Hersteller Quantum verwendet mittlerweile die Deduplizierung bei der Übertragung zwischen seinen Virtuellen Tape Libraries (VTL). Die Hersteller geben an, damit die zu sichernden Daten um bis zu 90 Prozent reduzieren zu können.

Ganz auf das Backup verzichtet werden kann bei identischen Dateien oder E-Mail-Anhängen. Werden diese schon an der Quelle erkannt, so entfällt natürlich die Komprimierung, Verschlüsselung, Übertragung über das Netz und letztlich eine Sicherung auf die Backup-Medien.

Solche auch Single Instance Storage (SIS) genannten Funktionen finden sich bei Brightstore von CA und beim Dataprotector von Connected. Um hier bestmögliche Resultate zu erzielen, reicht es nicht aus, nur den Dateinamen und den Zeitstempel zu vergleichen. Besser ist der Vergleich über Checksummen (Hash). Die gesamte Prozesskette – Analyse, Komprimierung und Transfer – erfolgt in der Regel asynchron und außerhalb der Hauptgeschäftszeiten, in denen sowohl Server als auch Netze zu sehr beansprucht sind.

Replikationsverfahren

Bei den Replikationsverfahren werden die Änderungen eines produktiven Systems kontinuierlich an ein zweites, im Hintergrund agierendes System (beispielsweise einen Standby-Server) weitergeleitet.
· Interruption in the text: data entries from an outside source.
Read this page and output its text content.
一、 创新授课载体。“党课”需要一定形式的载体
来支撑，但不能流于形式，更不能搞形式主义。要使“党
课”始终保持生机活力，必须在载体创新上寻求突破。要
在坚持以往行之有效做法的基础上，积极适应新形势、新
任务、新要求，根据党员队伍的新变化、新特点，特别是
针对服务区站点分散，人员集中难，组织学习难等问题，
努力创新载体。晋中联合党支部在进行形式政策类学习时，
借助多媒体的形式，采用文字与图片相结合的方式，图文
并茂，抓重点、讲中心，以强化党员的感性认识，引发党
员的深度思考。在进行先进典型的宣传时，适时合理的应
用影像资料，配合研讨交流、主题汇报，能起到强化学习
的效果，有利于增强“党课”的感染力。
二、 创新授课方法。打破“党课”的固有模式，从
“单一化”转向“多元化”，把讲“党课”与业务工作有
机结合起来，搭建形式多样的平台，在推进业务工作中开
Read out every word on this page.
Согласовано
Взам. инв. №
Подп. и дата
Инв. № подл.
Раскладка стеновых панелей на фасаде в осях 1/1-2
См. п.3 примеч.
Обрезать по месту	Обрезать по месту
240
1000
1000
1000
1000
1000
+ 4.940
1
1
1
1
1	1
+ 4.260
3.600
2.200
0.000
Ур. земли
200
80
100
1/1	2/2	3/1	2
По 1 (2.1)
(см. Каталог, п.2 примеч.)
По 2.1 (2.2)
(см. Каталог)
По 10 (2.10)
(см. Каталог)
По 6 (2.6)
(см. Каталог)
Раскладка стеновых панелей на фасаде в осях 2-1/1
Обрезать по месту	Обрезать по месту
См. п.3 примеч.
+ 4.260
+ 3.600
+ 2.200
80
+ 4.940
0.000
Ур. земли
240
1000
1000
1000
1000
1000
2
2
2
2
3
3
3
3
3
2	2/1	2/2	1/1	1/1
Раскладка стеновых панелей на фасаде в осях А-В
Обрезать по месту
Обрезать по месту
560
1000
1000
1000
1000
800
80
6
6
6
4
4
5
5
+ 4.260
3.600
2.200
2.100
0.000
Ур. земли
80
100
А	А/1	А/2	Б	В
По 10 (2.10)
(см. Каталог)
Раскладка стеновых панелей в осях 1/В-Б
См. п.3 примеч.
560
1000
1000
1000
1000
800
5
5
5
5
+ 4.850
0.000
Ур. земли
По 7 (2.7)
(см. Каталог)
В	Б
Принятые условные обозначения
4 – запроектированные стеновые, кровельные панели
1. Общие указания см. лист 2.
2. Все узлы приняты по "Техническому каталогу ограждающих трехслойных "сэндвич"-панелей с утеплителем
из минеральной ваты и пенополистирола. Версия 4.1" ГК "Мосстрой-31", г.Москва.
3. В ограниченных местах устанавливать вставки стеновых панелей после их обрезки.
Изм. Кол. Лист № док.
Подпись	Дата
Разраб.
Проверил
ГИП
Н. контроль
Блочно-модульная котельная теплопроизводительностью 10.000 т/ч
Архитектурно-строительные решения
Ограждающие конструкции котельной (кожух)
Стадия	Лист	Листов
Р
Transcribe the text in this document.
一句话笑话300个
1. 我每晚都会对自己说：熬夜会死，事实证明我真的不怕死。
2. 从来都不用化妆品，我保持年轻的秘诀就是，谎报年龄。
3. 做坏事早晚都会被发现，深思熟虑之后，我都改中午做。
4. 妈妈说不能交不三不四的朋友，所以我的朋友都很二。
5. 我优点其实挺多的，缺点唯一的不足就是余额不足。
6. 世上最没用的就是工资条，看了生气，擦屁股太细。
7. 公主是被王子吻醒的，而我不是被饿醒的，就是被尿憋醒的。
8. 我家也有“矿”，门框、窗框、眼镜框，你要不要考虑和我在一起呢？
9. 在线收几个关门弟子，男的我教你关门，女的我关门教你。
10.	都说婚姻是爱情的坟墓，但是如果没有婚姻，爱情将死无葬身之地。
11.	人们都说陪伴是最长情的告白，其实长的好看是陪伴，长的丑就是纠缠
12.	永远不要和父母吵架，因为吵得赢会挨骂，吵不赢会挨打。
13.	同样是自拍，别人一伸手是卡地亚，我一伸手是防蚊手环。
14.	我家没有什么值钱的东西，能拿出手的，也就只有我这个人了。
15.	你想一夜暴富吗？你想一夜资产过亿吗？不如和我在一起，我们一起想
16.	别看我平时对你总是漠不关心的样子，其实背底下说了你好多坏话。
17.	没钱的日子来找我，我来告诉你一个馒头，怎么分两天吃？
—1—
Der Begriff Replikation steht hier für die laufende Duplizierung der Daten auf ein beliebiges Sicherungssystem und ist weder von der Hardwaretechnik noch vom Speichersubsystem abhängig. Auch ist die Replikation, so wie sie hier betrachtet wird, nicht auf irgendwelche Organisationsstrukturen bezogen, sondern kann für jegliche Sicherungszwecke eingesetzt werden.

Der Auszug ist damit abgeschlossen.